Last week, Connecticut legislators introduced a bill that endorses research on embryonic and adult stem cells, and Governor Jodi Rell has said she would take between $10 and $20 million from the current budget surplus to promote stem cell research in the state.

In 2004, then-governor of New Jersey Jim McGreevey proposed using state funds to create the New Jersey Institute for Stem Cell Research, a joint project of the University of Medicine and Dentistry of New Jersey and Rutgers University. The budget earmarked $6.5 million in state funds to be the included in a $10 million publicprivate stem cell fund, which will be used to attract top researchers from around the world. An additional $50 million in public and private funds would be used to support the institute over the following 5 years.

Diane Krause, who works with mouse embryonic stem cells and adult stem cells at Yale University in New Haven, Conn., and who has been helping to write the Connecticut bill, confirmed that she had been invited to "look at other positions in other states." If the Connecticut bill passes, however, she told The Scientist she would be "more likely" to consider joining a Yale stem cell program, which does not currently exist.

So why was New York, with its world-renowned research organizations, the last of the Tri-states to step forward? Krueger said that the state has a strong lobby that somewhat "unfairly" labels stem cell research as an abortion issue, possibly scaring legislators. Senator Eric Schneiderman (D), who is co-sponsoring the funding bill, added that New York is known to have one of the most "dysfunctional" state governments, which may have slowed legislators' steps in this direction.
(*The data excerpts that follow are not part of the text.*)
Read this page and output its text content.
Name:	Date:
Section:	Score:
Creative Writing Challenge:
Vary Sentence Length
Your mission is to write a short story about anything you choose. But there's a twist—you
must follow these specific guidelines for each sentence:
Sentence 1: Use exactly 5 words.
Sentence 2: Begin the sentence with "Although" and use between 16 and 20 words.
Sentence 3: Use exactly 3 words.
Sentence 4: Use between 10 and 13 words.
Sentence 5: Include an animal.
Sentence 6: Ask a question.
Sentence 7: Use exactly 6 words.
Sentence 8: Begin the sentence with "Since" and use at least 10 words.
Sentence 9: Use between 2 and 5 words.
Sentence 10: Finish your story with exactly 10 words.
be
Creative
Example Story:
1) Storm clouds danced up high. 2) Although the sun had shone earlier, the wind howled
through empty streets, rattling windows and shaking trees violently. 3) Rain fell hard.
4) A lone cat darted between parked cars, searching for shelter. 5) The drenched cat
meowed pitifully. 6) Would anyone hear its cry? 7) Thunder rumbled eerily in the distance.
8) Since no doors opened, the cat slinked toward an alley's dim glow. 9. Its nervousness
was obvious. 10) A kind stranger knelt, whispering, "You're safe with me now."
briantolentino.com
Although Democrats tend to be friendlier to stem cell research and although New York is currently headed by a Republican governor and a Republican majority in the New York Senate, Krueger said she believes the proposals will eventually pass. In the last election, some Republican senators were replaced by Democrats, and the more people hear about stem cell research, the more supportive they become, she said: "I think times are changing."